The nonprofit Association of Irritated Residents in Kern County is opposing the plant’s state permit, which is the last major permitting hurdle for the plant.

“We cannot afford more needless pollution, such as this experimental power plant,” said Tom Franz of the association. “It is outrageous that they will bring such dirty fuels to Kern County.”

Kern is a good location, close to trucking and rail lines to bring in the coal and petroleum coke, Hydrogen Energy officials said. The established oil fields nearby provide a convenient and safe place to bury climate-warming carbon dioxide from the project.

The plant, proposed on 473 acres in an isolated place seven miles west of Bakersfield, would produce about 250 megawatts, funneled into California’s electric grid. It could provide power for about 150,000 homes.

The construction phase would create 1,500 jobs for three years, said spokeswoman Tiffany Rau. After construction, the plant would provide 100 to 150 skilled jobs.

Hydrogen Energy also promises a lot of environmentally friendly features. Aside from extracting hydrogen cleanly from dirty fuels, it would capture 90% of the carbon dioxide produced in the process.

The production of carbon dioxide is unavoidable, officials say. It occurs when the coal and petroleum coke are broken down with high heat in a process called “gasification” to harvest hydrogen.

The gasification is needed because hydrogen isn’t readily available in pure form. It must be separated from such sources as coal and petroleum coke, both of which are rich in carbon. To dispose of carbon dioxide, industries around the globe have been injecting it into the ground.

In the Kern project, the carbon dioxide will be converted to a liquid under high pressure and injected thousands of feet below the Valley floor.

Underground in the Elk Hills oil fields, west of Bakersfield, the carbon dioxide would become permanently entombed in partially depleted geological formations, Hydrogen Energy officials said.

The injection also may help loosen some of the embedded oil to help with petroleum pumping operations in the area.

That leaves the issue of the ozone-making pollution. What’s the source?
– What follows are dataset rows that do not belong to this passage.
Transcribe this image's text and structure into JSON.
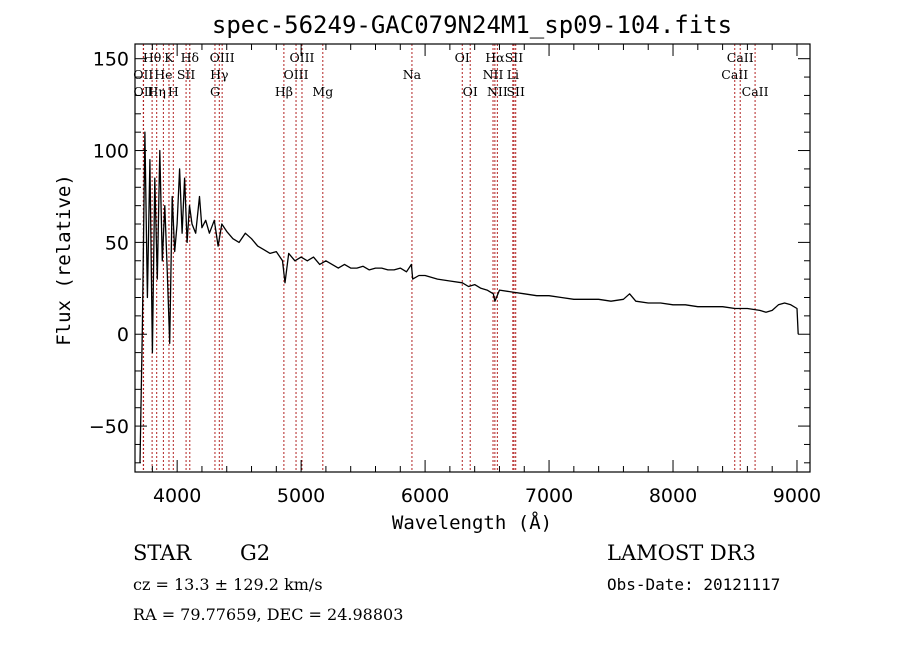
{
  "chart_data": {
    "type": "line",
    "title": "spec-56249-GAC079N24M1_sp09-104.fits",
    "xlabel": "Wavelength (Å)",
    "ylabel": "Flux (relative)",
    "xlim": [
      3660,
      9105
    ],
    "ylim": [
      -75,
      158
    ],
    "xticks": [
      4000,
      5000,
      6000,
      7000,
      8000,
      9000
    ],
    "xtick_labels": [
      "4000",
      "5000",
      "6000",
      "7000",
      "8000",
      "9000"
    ],
    "xminor_step": 200,
    "yticks": [
      -50,
      0,
      50,
      100,
      150
    ],
    "ytick_labels": [
      "−50",
      "0",
      "50",
      "100",
      "150"
    ],
    "yminor_step": 10,
    "grid": false,
    "line_color": "#000000",
    "marker_color": "#b22222",
    "spectral_lines": [
      {
        "label": "Hθ",
        "wavelength": 3798,
        "row": 0
      },
      {
        "label": "OII",
        "wavelength": 3727,
        "row": 1
      },
      {
        "label": "OII",
        "wavelength": 3729,
        "row": 2
      },
      {
        "label": "He",
        "wavelength": 3889,
        "row": 1
      },
      {
        "label": "Hη",
        "wavelength": 3835,
        "row": 2
      },
      {
        "label": "K",
        "wavelength": 3934,
        "row": 0
      },
      {
        "label": "H",
        "wavelength": 3969,
        "row": 2
      },
      {
        "label": "SII",
        "wavelength": 4072,
        "row": 1
      },
      {
        "label": "Hδ",
        "wavelength": 4102,
        "row": 0
      },
      {
        "label": "OIII",
        "wavelength": 4363,
        "row": 0
      },
      {
        "label": "Hγ",
        "wavelength": 4340,
        "row": 1
      },
      {
        "label": "G",
        "wavelength": 4305,
        "row": 2
      },
      {
        "label": "Hβ",
        "wavelength": 4861,
        "row": 2
      },
      {
        "label": "OIII",
        "wavelength": 5007,
        "row": 0
      },
      {
        "label": "OIII",
        "wavelength": 4959,
        "row": 1
      },
      {
        "label": "Mg",
        "wavelength": 5175,
        "row": 2
      },
      {
        "label": "Na",
        "wavelength": 5894,
        "row": 1
      },
      {
        "label": "OI",
        "wavelength": 6300,
        "row": 0
      },
      {
        "label": "OI",
        "wavelength": 6364,
        "row": 2
      },
      {
        "label": "Hα",
        "wavelength": 6563,
        "row": 0
      },
      {
        "label": "NII",
        "wavelength": 6548,
        "row": 1
      },
      {
        "label": "NII",
        "wavelength": 6583,
        "row": 2
      },
      {
        "label": "SII",
        "wavelength": 6717,
        "row": 0
      },
      {
        "label": "Li",
        "wavelength": 6708,
        "row": 1
      },
      {
        "label": "SII",
        "wavelength": 6731,
        "row": 2
      },
      {
        "label": "CaII",
        "wavelength": 8542,
        "row": 0
      },
      {
        "label": "CaII",
        "wavelength": 8498,
        "row": 1
      },
      {
        "label": "CaII",
        "wavelength": 8662,
        "row": 2
      }
    ],
    "spectrum": {
      "wavelength": [
        3700,
        3720,
        3740,
        3760,
        3780,
        3800,
        3820,
        3840,
        3860,
        3880,
        3900,
        3920,
        3940,
        3960,
        3980,
        4000,
        4020,
        4040,
        4060,
        4080,
        4100,
        4120,
        4150,
        4180,
        4200,
        4230,
        4260,
        4300,
        4330,
        4360,
        4400,
        4450,
        4500,
        4550,
        4600,
        4650,
        4700,
        4750,
        4800,
        4850,
        4870,
        4900,
        4950,
        5000,
        5050,
        5100,
        5150,
        5200,
        5250,
        5300,
        5350,
        5400,
        5450,
        5500,
        5550,
        5600,
        5650,
        5700,
        5750,
        5800,
        5850,
        5890,
        5900,
        5950,
        6000,
        6100,
        6200,
        6300,
        6350,
        6400,
        6450,
        6500,
        6550,
        6563,
        6600,
        6700,
        6800,
        6900,
        7000,
        7100,
        7200,
        7300,
        7400,
        7500,
        7600,
        7650,
        7700,
        7800,
        7900,
        8000,
        8100,
        8200,
        8300,
        8400,
        8500,
        8600,
        8700,
        8750,
        8800,
        8850,
        8900,
        8950,
        9000,
        9010
      ],
      "flux": [
        -70,
        5,
        110,
        20,
        95,
        -10,
        85,
        30,
        100,
        40,
        70,
        35,
        -5,
        75,
        45,
        60,
        90,
        55,
        85,
        50,
        70,
        60,
        55,
        75,
        58,
        62,
        55,
        62,
        48,
        60,
        56,
        52,
        50,
        55,
        52,
        48,
        46,
        44,
        45,
        40,
        28,
        44,
        40,
        42,
        40,
        42,
        38,
        40,
        38,
        36,
        38,
        36,
        36,
        37,
        35,
        36,
        36,
        35,
        35,
        36,
        34,
        38,
        30,
        32,
        32,
        30,
        29,
        28,
        26,
        27,
        25,
        24,
        22,
        18,
        24,
        23,
        22,
        21,
        21,
        20,
        19,
        19,
        19,
        18,
        19,
        22,
        18,
        17,
        17,
        16,
        16,
        15,
        15,
        15,
        14,
        14,
        13,
        12,
        13,
        16,
        17,
        16,
        14,
        0
      ]
    }
  },
  "info": {
    "object_class": "STAR",
    "subclass": "G2",
    "redshift": "cz = 13.3 ± 129.2 km/s",
    "coords": "RA =  79.77659, DEC =  24.98803",
    "survey": "LAMOST DR3",
    "obs_date": "Obs-Date: 20121117"
  }
}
The hydrogen-powered turbine that creates the electricity must take in some outside air to function. The air in combination with the heat in the turbine creates oxides of nitrogen, or NOx — one of the Valley’s biggest air-quality villains.

NOx is a building block of ozone, the corrosive summertime pollutant that triggers asthma and other lung problems. The Valley has never achieved the state or federal ozone standard, and the Bakersfield area often has some of the region’s worst ozone.

The NOx emissions from the Hydrogen Energy project would be double the amount allowed for a natural gas-fired plant. But the control technology for the pollutant should evolve enough to bring the plant into compliance, says the San Joaquin Valley Air Pollution Control District.

“We fully expect them to be operating” within the accepted limit at some point in the first two years, said Dave Warner, director of district permit services.

Hydrogen Energy has agreed to offset the excess pollution by paying $681,262 to help farmers in the area replace old tractors and polluting water pump motors. The money also could be used for such projects as replacing old school buses in nearby towns, such as Tupman or Buttonwillow.

The payments would continue in future years if the pollution emissions are not reduced enough, air officials said.

Activist Franz says the company should pay that amount every year they operate until the Valley’s air meets federal standards.

He said, “They are getting off cheap.”